I finished exercise 6.9 and my implementation is like below

def solver(grid: Array[Array[Int]]): Unit = {
  def nextEmpty(grid: Array[Array[Int]]): (Int, Int) = {
    for (row <- Range.inclusive(0, 8)) {
      for (col <- Range.inclusive(0, 8)) { 
        if (grid(row)(col) == 0) return (row, col)
      }
    }
    (-1, -1)
  }

  def solver0(grid: Array[Array[Int]]): Boolean = {          
    val (row, col) = nextEmpty(grid)
    if (row == -1) return true

    for (n <- Range.inclusive(1, 9)) {
      grid(row)(col) = n
      if (isValidSudoku(grid) && solver0(grid)) return true
      else grid(row)(col) = 0 // inside the for loop
    }
    return false
  }
  if (solver0(grid)) pprint(grid)
  else pprint(Array(Array(0)))
}

The implement is similar to the solution on https://github.com/handsonscala/handsonscala/blob/v1/examples/6.9%20-%20Sudoku/Sudoku.sc except I put backtrack inside the for loop

for (n <- Range.inclusive(1, 9)) {
  grid(row)(col) = n
  if (isValidSudoku(grid) && solver0(grid)) return true
  else grid(row)(col) = 0
}

While the solution put it outside the for loop

for (value <- Range.inclusive(1, 9)) {
  cells(i)(j) = value
  if (isValidSudoku(cells) && solve(i + 1, j, cells)) return true
}
cells(i)(j) = 0 // reset on backtrack

Why does the solution put the backtrack outside the for loop?

[lihaoyi]

@cdcd88 both ways work. In general, for any recursive function, you have a choice of putting your "base case"/"backtracking"/"termination" either just before calling the function again ("inside the loop") or just after ("outside the loop").

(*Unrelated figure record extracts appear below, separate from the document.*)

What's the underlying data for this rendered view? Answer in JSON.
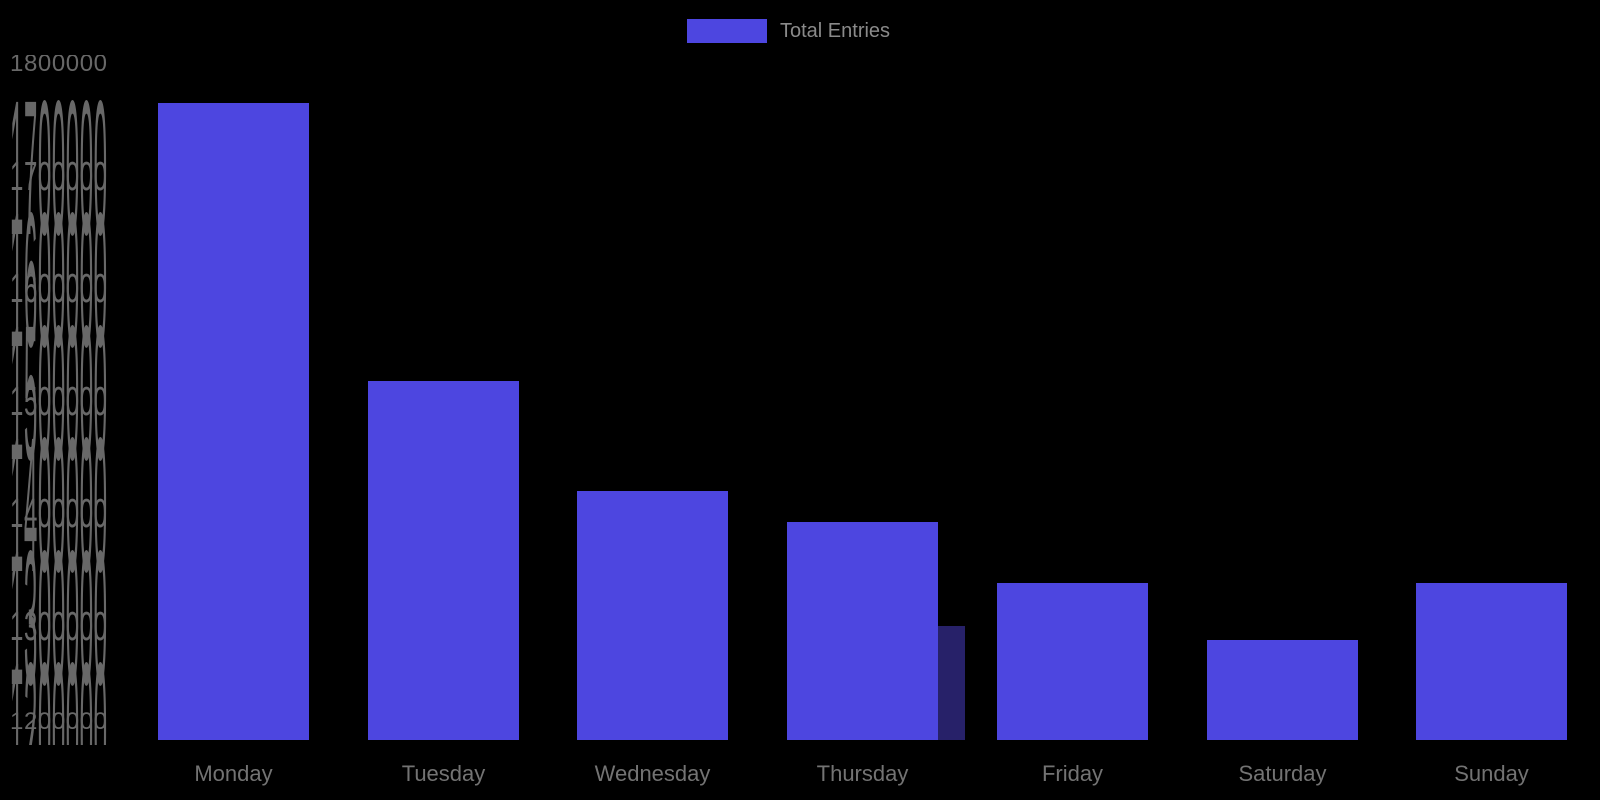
{
  "chart_data": {
    "type": "bar",
    "title": "",
    "categories": [
      "Monday",
      "Tuesday",
      "Wednesday",
      "Thursday",
      "Friday",
      "Saturday",
      "Sunday"
    ],
    "series": [
      {
        "name": "Total Entries",
        "color": "#4d46e0",
        "values": [
          1766000,
          1519000,
          1421000,
          1394000,
          1340000,
          1289000,
          1340000
        ]
      }
    ],
    "extra_bar": {
      "label": "",
      "value": 1301000,
      "color": "#272169",
      "position": "narrow unlabeled dark bar adjacent to right side of Thursday bar"
    },
    "y_axis": {
      "min": 1200000,
      "max": 1800000,
      "tick_step": 100000,
      "tick_labels": [
        "1800000",
        "1700000",
        "1600000",
        "1500000",
        "1400000",
        "1300000",
        "1200000"
      ],
      "rendering": "tick labels vertically stretched and overlapping (glitched axis)"
    },
    "legend": {
      "label": "Total Entries",
      "position": "top-center"
    },
    "grid": false,
    "background": "#000000"
  },
  "colors": {
    "background": "#000000",
    "bar": "#4d46e0",
    "extra_bar": "#272169",
    "y_tick_text": "#686868",
    "x_tick_text": "#737373",
    "legend_text": "#8a8a8a"
  }
}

Which one you choose is generally just a matter of preference, though you should try to be consistent so you don't confuse yourself.

[lihaoyi]

@cdcd88 nesting functions is fine, they're basically functions which are private to other functions, rather than private to classes or packages. Like any other nesting, just try to avoid nesting too deeply. If you end up needing to call the nested function elsewhere, you can just move it out so others can call it

[tempaccount172]

@SalviCF

Using the patch in https://github.com/handsonscala/handsonscala/issues/6#issuecomment-674555756, I get

List("a", "c", "e", "d")

for this graph

assert(
  pprint.log(
    shortestPath("a", "d",
      graph = Map(
        "a" -> Seq("b", "c"),
        "b" -> Seq("c", "d"),
        "c" -> Seq("e"),
        "e" -> Seq("d"),
        "d" -> Seq()))
  ) == List("a", "b", "d"))

This works on the above graph, yours and the two in the original test:

-      if !seen.contains(next) && !pathLengths.get(next).exists(_ <= pathLength + 1)
+      if !seen.contains(next) || pathLengths(next) > (pathLength + 1)

[MikeAWilliams]

Looking at the DFS solution provided I think it is actually BFS. By using the append it puts the new nodes at the end and they get popped after everything in the queue already. I think changing it to prepend will correct this.